Thursday’s bond market has opened flat despite early stock weakness. The major stock indexes are showing noticeable losses with the Dow down 72 points and the Nasdaq down 20 points. The bond market is currently down 1/32 (2.13%), but strength late yesterday should improve this morning’s mortgage rates by approximately .125 of a discount point if comparing to Wednesday’s morning pricing.
We saw strength in bonds late yesterday that caused some lenders to improve rates slightly. A pretty strong 5-year Treasury Note auction likely contributed to some of the improvement but not the sole cause. However, the decent level of investor demand in the 5-year securities helps to be optimistic about today’s 7-year Note sale. Results will be posted at 1:00 PM ET, so any reaction to the auction will come during early afternoon hours. The stronger demand for the securities, the better the chance we will see mortgage rates improve.
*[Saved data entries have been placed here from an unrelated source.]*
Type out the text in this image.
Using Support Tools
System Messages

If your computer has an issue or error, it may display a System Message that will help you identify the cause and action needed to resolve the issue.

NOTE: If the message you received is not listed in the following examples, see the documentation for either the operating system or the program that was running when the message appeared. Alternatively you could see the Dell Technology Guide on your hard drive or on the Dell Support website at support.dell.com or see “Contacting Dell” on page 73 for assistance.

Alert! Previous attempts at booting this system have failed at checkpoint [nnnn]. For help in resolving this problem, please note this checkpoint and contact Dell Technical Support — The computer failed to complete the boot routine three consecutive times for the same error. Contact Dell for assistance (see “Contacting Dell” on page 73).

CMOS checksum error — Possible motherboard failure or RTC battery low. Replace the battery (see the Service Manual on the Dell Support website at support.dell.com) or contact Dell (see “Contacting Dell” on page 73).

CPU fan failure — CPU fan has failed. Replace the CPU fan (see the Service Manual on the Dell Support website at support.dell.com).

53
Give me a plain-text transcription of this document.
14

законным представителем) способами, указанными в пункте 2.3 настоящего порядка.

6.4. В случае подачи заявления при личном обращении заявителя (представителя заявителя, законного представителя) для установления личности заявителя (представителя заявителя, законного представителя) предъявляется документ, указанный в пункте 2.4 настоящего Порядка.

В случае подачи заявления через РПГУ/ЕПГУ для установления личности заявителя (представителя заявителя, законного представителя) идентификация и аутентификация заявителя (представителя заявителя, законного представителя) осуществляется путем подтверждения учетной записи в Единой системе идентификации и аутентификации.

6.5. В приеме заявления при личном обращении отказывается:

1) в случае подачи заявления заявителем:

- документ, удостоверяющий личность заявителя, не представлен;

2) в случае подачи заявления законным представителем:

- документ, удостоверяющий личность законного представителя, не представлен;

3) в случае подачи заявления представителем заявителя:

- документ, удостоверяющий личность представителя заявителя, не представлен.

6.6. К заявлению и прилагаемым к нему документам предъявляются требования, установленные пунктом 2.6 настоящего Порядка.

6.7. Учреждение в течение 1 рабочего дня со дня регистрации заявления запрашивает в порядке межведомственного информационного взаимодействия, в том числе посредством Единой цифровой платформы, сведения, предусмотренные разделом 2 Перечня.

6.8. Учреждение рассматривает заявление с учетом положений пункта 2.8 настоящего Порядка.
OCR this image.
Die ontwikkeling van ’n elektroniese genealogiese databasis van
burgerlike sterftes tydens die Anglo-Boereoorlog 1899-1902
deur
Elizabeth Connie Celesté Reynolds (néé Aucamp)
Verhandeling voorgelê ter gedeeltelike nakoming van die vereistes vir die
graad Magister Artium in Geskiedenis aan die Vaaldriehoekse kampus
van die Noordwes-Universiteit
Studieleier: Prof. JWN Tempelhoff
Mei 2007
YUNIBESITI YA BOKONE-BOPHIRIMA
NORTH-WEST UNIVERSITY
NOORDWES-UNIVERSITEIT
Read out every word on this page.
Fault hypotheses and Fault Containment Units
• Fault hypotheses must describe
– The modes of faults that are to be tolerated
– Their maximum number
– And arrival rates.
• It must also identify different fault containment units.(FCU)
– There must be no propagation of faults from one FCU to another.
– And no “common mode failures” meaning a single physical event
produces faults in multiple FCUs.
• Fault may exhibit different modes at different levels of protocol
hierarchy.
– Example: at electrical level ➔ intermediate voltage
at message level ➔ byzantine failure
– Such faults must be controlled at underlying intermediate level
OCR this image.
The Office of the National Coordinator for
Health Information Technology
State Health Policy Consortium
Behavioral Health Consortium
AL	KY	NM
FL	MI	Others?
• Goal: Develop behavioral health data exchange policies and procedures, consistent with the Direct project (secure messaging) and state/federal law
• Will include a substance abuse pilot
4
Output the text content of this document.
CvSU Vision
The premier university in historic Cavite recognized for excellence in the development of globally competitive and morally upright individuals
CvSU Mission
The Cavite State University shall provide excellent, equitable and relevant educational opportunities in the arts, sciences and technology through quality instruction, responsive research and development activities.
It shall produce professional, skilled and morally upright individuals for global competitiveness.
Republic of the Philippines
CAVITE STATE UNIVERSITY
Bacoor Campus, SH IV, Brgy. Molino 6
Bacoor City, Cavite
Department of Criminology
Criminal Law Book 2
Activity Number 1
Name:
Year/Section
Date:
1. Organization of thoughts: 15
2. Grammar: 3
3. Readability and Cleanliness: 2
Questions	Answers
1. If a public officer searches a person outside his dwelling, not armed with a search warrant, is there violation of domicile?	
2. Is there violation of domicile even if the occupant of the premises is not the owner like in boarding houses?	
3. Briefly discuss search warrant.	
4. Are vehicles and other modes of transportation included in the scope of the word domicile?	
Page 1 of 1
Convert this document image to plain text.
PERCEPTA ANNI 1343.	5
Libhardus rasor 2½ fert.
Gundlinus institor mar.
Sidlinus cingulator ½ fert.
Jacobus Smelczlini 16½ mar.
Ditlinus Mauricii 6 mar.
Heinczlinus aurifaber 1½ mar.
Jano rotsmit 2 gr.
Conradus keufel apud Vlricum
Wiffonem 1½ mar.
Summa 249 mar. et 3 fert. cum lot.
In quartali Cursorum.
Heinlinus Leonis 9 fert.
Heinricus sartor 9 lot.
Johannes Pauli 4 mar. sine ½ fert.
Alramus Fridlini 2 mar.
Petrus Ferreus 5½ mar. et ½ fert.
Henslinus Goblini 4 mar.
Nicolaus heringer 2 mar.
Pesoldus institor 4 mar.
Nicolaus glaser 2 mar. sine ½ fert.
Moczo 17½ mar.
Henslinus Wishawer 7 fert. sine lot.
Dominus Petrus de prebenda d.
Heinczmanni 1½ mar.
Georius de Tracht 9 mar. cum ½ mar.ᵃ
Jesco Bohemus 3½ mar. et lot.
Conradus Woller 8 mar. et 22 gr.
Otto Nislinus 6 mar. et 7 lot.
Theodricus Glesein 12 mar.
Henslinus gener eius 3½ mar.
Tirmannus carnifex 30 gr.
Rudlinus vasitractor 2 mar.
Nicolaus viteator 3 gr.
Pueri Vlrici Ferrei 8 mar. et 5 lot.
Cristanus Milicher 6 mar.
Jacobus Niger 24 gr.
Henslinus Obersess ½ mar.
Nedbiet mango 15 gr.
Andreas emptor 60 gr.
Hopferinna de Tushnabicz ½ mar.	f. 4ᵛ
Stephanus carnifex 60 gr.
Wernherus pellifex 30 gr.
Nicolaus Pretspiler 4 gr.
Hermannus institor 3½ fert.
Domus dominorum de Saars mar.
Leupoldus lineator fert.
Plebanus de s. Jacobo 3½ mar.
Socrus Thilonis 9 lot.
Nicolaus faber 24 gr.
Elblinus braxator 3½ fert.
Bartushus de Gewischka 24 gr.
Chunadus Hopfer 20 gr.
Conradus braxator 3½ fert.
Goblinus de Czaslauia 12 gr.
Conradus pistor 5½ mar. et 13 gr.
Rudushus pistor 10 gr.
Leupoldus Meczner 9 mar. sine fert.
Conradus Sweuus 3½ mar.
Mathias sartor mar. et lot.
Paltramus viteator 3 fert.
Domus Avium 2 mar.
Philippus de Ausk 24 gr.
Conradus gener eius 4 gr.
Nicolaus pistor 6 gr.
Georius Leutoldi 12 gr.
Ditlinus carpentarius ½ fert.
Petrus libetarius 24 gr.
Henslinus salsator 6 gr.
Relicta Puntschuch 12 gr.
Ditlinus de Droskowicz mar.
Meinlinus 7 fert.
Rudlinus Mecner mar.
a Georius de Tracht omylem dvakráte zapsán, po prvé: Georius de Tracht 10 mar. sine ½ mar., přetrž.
This morning’s only economic data was last week’s unemployment figures at 8:30 AM ET. They revealed that 282,000 new claims for unemployment benefits were filed last week. That is up from the previous week’s revised total of 275,000 initial claims and higher than forecasts, hinting at a weakening employment sector. Accordingly, we can consider the data slightly favorable to bonds and mortgage rates, but the fact it is only a weekly snapshot of the sector has prevented the news from influencing today’s rates.
Tomorrow has two reports scheduled for release that may affect mortgage rates. The first is the revision to the 1st quarter Gross Domestic Product (GDP) at 8:30 AM ET. This is the first of two revisions in the GDP that we get. The second revision to this index comes next month but isn’t expected to carry much importance. The GDP is the sum of all goods and services produced in the U.S. and is considered to be the best measurement of economic growth. Last month’s preliminary reading revealed a 0.2% annual rate of growth. Analysts expect a downward revision of 0.9% in this update, equating to economic contraction of 0.7%. If the revision comes in much stronger than expected, we may see the bond market react negatively and mortgage rates move higher because it would mean the economy was stronger than thought last quarter. It will be interesting to see how the markets react if we did have economic contraction during the first three months of the year since bonds tend to thrive during weaker economic conditions.
The last relevant data of the week will come from the University of Michigan, who will update their Index of Consumer Sentiment for May just before 10:00 AM ET tomorrow. This type of data is watched fairly closely because when consumers are feeling more confident about their own financial situations, they are more likely to make a large purchase in the near future. Rising confidence and the higher levels of spending that usually follow are considered negative news for bonds and mortgage rates. Tomorrow’s report is expected to show a small upward revision to this month’s preliminary reading of 88.6. A higher reading would be considered bad news for bonds and mortgage pricing while a decline should help boost bond prices and lead to a slight improvement in rates.